Il est le nouveau prodige d'Hollywood. À 31 ans, Damien Chazelle a déjà réalisé son rêve de mettre en scène une comédie musicale contemporaine, La La Land, avec laquelle il accumule les prix et même déjà quelques records.

La La Land, sa somptueuse ode à l'âge d'or hollywoodien, chantée et dansée par Ryan Gosling et Emma Stone, a raflé sept statuettes aux Golden Globes dimanche, un record.

Damien Chazelle, dont le père est français, est aussi le plus jeune réalisateur à jamais avoir remporté le Globe de meilleur réalisateur.

Anne Thompson, chef de la rubrique prix hollywoodiens du blogue de cinéma IndieWire, le décrit comme «un jeune Quentin Tarantino ou Martin Scorsese, un fou de films talentueux, très intelligent, qui connaît les classiques suffisamment bien pour les déconstruire et les réassembler de façon originale», a-t-elle estimé, interrogée par l'AFP.

«Il n'est pas prétentieux. Il a dû se battre pour être là où il en est», ajoute-t-elle.

La genèse de La La Land a notamment demandé six années d'efforts. «C'était déjà un rêve à partir du premier jour de tournage. Tout ça (les Golden Globes) c'est encore plus irréel», a-t-il dit après avoir reçu sa statuette dimanche.

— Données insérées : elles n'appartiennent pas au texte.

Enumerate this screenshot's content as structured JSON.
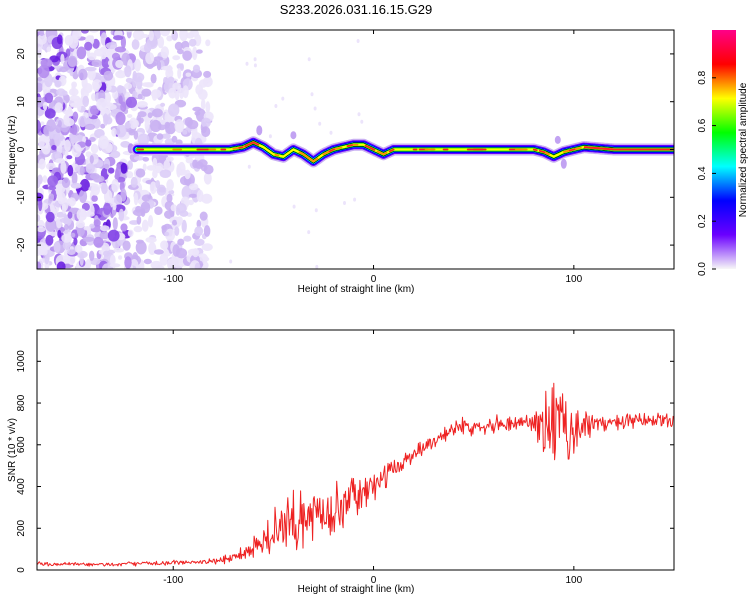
{
  "chart_data": [
    {
      "type": "heatmap",
      "title": "S233.2026.031.16.15.G29",
      "xlabel": "Height of straight line (km)",
      "ylabel": "Frequency (Hz)",
      "xlim": [
        -168,
        150
      ],
      "ylim": [
        -25,
        25
      ],
      "x_ticks": [
        -100,
        0,
        100
      ],
      "y_ticks": [
        -20,
        -10,
        0,
        10,
        20
      ],
      "grid": false,
      "colorbar": {
        "label": "Normalized spectral amplitude",
        "ticks": [
          "0.0",
          "0.2",
          "0.4",
          "0.6",
          "0.8"
        ],
        "range": [
          0,
          1
        ],
        "colors": [
          "#f7f7f7",
          "#6a00ff",
          "#0000ff",
          "#00ffff",
          "#00ff00",
          "#ffff00",
          "#ff0000",
          "#ff0088"
        ]
      },
      "ridge": {
        "x": [
          -118,
          -100,
          -80,
          -72,
          -65,
          -60,
          -55,
          -50,
          -45,
          -40,
          -35,
          -30,
          -25,
          -20,
          -15,
          -10,
          -5,
          0,
          5,
          10,
          20,
          40,
          60,
          80,
          85,
          90,
          95,
          100,
          105,
          120,
          150
        ],
        "f": [
          0,
          0,
          0,
          0,
          0.5,
          1.5,
          0.5,
          -1,
          -1.5,
          0,
          -1,
          -2.5,
          -1,
          0,
          0.5,
          1,
          1,
          0,
          -1,
          0,
          0,
          0,
          0,
          0,
          -0.5,
          -1.5,
          -0.5,
          0,
          0.5,
          0,
          0
        ]
      },
      "noise_region_x": [
        -168,
        -82
      ]
    },
    {
      "type": "line",
      "title": "",
      "xlabel": "Height of straight line (km)",
      "ylabel": "SNR (10 * v/v)",
      "xlim": [
        -168,
        150
      ],
      "ylim": [
        0,
        1150
      ],
      "x_ticks": [
        -100,
        0,
        100
      ],
      "y_ticks": [
        0,
        200,
        400,
        600,
        800,
        1000
      ],
      "grid": false,
      "series": [
        {
          "name": "SNR",
          "color": "#ee2222",
          "envelope_x": [
            -168,
            -140,
            -100,
            -80,
            -70,
            -60,
            -50,
            -40,
            -30,
            -20,
            -10,
            0,
            10,
            20,
            30,
            40,
            60,
            80,
            90,
            100,
            110,
            130,
            150
          ],
          "envelope_mean": [
            30,
            25,
            35,
            40,
            60,
            110,
            170,
            230,
            260,
            300,
            340,
            400,
            480,
            560,
            620,
            680,
            700,
            710,
            680,
            680,
            700,
            710,
            720
          ],
          "envelope_spread": [
            10,
            10,
            10,
            15,
            30,
            60,
            120,
            140,
            130,
            120,
            100,
            70,
            50,
            40,
            40,
            40,
            40,
            50,
            250,
            150,
            40,
            40,
            40
          ]
        }
      ]
    }
  ]
}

Ce n'est probablement pas son dernier prix cette année car depuis dix ans, chaque lauréat du Globe de meilleur réalisateur a ensuite gagné l'Oscar équivalent - à l'exception de Ben Affleck en 2013.

Vocation

Sur la scène du Beverly Hilton dimanche, Chazelle a remercié sa famille pour l'avoir cru quand, à l'âge de trois ans, il lui a dit son envie de faire des films.

Né dans le petit État du Rhode Island, dans le nord-est des États-Unis, ce jeune homme aux cheveux noirs bouclés est le fils de Celia Martin, professeure d'histoire, et de Bernard Chazelle, professeur universitaire de science informatique, fou de jazz et de blues.

Passionné de cinéma dès le plus jeune âge - l'épopée sur la guerre civile d'Edward Zwick Glory (1989) est notamment l'un des premiers films l'ayant inspiré - Chazelle s'est toutefois d'abord tourné vers la musique: il a étudié les percussions jazz au lycée, pratiquant jusqu'à huit heures par jour.

Ce n'est qu'une fois étudiant à Harvard qu'il a réalisé que sa vraie vocation était le cinéma.

Chazelle a écrit, produit, cofilmé et réalisé son premier film, le très jazz et déjà dansant Guy and Madeline on a Park Bench, évoquant Godard et Demy, alors qu'il était encore en premier cycle universitaire.

Il a continué à jouer de la batterie à Harvard, où il était dans un groupe avec Justin Hurwitz qui a composé la bande-originale entêtante de La La Land et coécrit la ballade mélancolique City of Stars, primées aux Globes.

Il a toutefois toujours souffert d'un trac handicapant avant chaque performance et en est venu à admettre que ce serait un obstacle pour une carrière musicale.

Le réalisateur avoue se sentir encore nerveux lorsqu'il tourne, ou même lors de projections de son film, et se dit «en admiration devant les acteurs», qui sont «bien plus capables de gérer ça que moi».

Nostalgie

Son expérience d'aspirant-batteur de jazz a cependant inspiré Whiplash (2014), sur la relation turbulente entre un étudiant en percussions jazz et son professeur tyrannique.

Ce deuxième long métrage avait créé l'événement à Sundance en 2014 et récolté une moisson de trophées dont trois Oscars, notamment le meilleur second rôle pour J.K. Simmons, en plus de nominations pour le meilleur film et meilleur scénario.

Pendant ce temps Chazelle, qui est crédité sur les scénarios du Dernier exorcisme: part II, Grand piano (2013) et du thriller de science-fiction 10 Cloverfield Lane, rêvait de tourner une comédie musicale à Hollywood.

Il avait raconté à l'AFP en 2014 avoir la nostalgie de l'âge d'or du cinéma, des films de Jacques Demy ou dansés par Ginger Rogers, Fred Astaire et Gene Kelly: «C'est la dernière génération qui dansait avec le jazz, juste avant le rock». «Les années 1930 à 1960, c'est une époque non seulement cinématographique mais musicale qui compte beaucoup pour moi».

Il avait décrit ce qui allait devenir La La Land (le surnom de Los Angeles) comme «une histoire sur la difficulté de trouver un équilibre entre la vie et l'art. C'est très personnel».

Chazelle s'apprête à repasser bientôt derrière la caméra pour First Man, l'astronaute Neil Armstrong, avec Ryan Gosling qui va partir sur la lune après avoir valsé dans les étoiles pour La La Land.